Model Count Accumulation
The total model count is maintained across checkpoint/resume boundaries. For example:
Original run: finds 194,972 models before checkpoint Resumed run: finds 327,719 more models in 5 seconds Total reported: "Exiting with 522691 models."
The count in the "Exiting with" message is the cumulative total, not just the models found after resume.
LADR Mode vs TPTP Mode
Checkpointing works identically in both modes. The saved_input.txt is always in LADR format (TPTP formulas are clausified and saved as LADR clauses). On resume, Mace4 detects tptp_mode=1 in metadata.txt and sets up the symbol table automatically.
You do not need to do anything special — just use -r.
Options Reference
| Option | Default | Description |
|---|---|---|
| set(checkpoint_exit) | off | Exit (code 107) after writing checkpoint. |
| assign(checkpoint_minutes, N) | -1 (disabled) | Periodic checkpoint interval in minutes (wall-clock). |
| assign(checkpoint_keep, K) | 3 | Max auto checkpoint directories to retain (range 1–100). Does not affect SIGUSR2 manual checkpoints. |
Exit Codes
| Code | Meaning |
|---|---|
| 0 | max_models reached (model found) |
| 2 | Search exhausted (all domain sizes tried) |
| 3 | All models found (max_models = -1, search exhausted) |
| 4 | max_seconds exceeded (models found) |
| 5 | max_seconds exceeded (no models found) |
| 6 | max_megs exceeded (models found) |
| 7 | max_megs exceeded (no models found) |
| 101 | Interrupted (SIGINT / Ctrl-C) |
| 107 | Checkpoint saved (with checkpoint_exit set) |
Comparison with Prover9 Checkpointing
| Feature | Prover9 | Mace4 |
|---|---|---|
| Search algorithm | Given-clause loop | DPLL backtracking |
| What is saved | Clause lists, indexes, justifications, formulas | Decision trail only |
| Checkpoint size | ~15% of RAM usage | A few kilobytes |
| Resume mechanism | Load clauses + re-index | Rebuild + replay trail |
| Input on resume | Must supply original -f | Self-contained (-r only) |
| Determinism | Given/Kept counts match | Exact replay of trail |
Troubleshooting
- "assign_and_propagate: contradictory assignment" during resume
- The input or options changed between checkpoint and resume, causing the cell table to differ.
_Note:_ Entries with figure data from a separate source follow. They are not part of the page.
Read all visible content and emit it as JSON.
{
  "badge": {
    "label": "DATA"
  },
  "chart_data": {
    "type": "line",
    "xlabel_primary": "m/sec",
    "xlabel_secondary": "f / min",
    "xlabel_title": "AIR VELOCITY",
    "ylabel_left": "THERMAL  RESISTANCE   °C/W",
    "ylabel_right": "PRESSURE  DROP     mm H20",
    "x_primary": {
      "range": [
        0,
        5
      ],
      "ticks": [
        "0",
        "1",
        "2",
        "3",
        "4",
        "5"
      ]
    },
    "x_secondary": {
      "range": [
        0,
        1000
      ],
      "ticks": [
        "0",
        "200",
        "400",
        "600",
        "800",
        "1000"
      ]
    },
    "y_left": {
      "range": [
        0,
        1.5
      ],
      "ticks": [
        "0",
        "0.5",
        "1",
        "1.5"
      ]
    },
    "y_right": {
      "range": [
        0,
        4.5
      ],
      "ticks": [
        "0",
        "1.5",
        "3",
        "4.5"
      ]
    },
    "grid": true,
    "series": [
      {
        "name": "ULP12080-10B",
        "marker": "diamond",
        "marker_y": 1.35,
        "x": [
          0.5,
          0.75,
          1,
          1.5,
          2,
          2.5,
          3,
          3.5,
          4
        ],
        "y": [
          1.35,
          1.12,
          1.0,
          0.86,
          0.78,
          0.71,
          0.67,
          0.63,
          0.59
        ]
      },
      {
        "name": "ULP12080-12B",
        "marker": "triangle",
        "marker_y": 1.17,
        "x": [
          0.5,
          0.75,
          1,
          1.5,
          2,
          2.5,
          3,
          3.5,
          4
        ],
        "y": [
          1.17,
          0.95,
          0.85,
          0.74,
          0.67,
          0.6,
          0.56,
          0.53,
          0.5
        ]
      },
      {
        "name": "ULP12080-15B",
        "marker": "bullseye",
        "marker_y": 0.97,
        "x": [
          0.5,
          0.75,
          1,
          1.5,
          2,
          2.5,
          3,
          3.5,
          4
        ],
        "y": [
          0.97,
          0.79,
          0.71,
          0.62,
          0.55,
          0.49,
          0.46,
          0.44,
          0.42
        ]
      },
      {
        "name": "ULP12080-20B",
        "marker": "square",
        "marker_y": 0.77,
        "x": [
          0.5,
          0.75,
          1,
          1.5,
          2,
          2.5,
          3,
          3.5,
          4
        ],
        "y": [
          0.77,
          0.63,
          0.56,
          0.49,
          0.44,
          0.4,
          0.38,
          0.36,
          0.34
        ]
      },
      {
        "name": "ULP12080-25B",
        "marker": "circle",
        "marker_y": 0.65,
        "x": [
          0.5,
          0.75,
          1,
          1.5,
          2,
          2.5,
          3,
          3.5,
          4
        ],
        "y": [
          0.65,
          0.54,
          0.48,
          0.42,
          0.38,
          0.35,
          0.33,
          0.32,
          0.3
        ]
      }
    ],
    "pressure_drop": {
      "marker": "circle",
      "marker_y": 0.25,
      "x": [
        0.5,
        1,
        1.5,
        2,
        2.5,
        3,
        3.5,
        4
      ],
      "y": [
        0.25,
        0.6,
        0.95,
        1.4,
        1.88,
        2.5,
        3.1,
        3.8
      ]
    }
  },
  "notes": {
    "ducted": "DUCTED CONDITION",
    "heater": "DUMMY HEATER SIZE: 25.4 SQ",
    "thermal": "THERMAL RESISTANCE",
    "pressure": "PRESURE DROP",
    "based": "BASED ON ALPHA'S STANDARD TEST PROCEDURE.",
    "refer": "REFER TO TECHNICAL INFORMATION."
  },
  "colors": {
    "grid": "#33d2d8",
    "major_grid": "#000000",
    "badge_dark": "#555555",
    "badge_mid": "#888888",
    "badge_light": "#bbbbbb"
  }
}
Do not modify the input between checkpoint and resume. Command-line overrides like -t (time) and -N (end size) are safe.
- Checkpoint directory not created after SIGUSR2
- Mace4 checks for the signal between cell selections in the DPLL loop. If the search hasn't started yet, wait a moment and send SIGUSR2 again.
- "cannot open .../saved_input.txt for resume"
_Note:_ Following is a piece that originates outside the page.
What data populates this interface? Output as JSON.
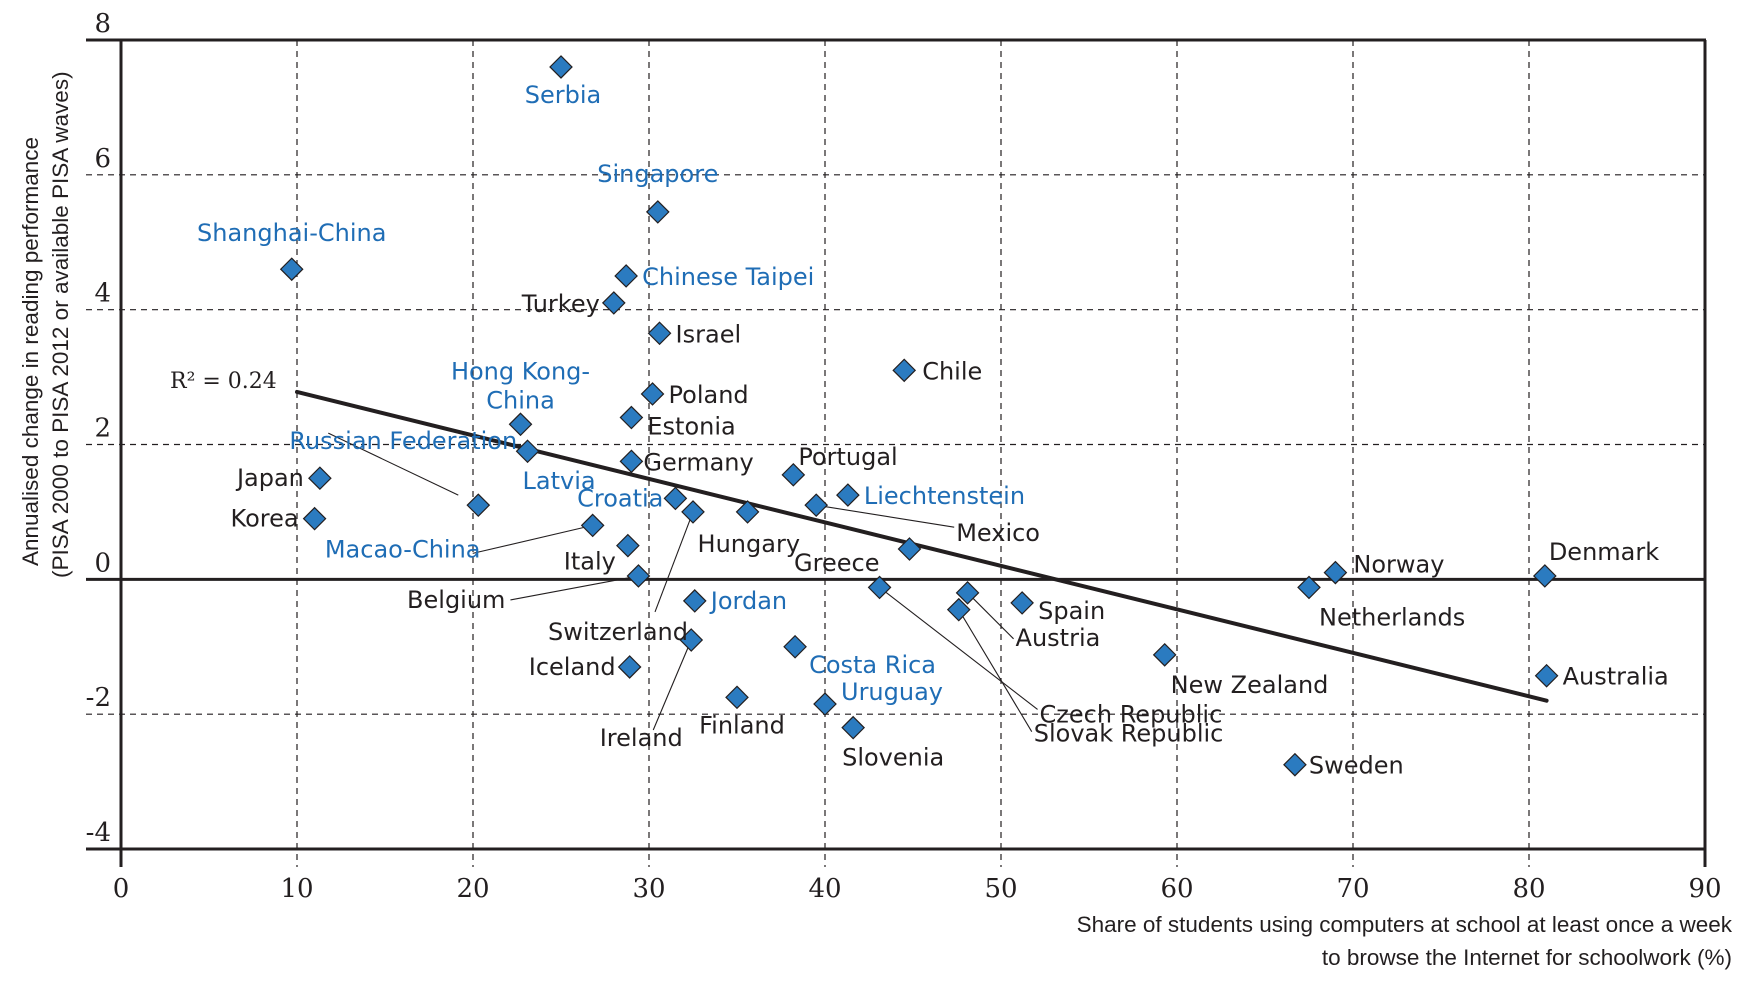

- The checkpoint directory path is incorrect or was moved/deleted. Verify the -r argument.
- Resumed run finds fewer models than expected
- The model count on the "Exiting with" line is cumulative. A shorter time limit on resume means fewer additional models, but the total includes all models from before the checkpoint.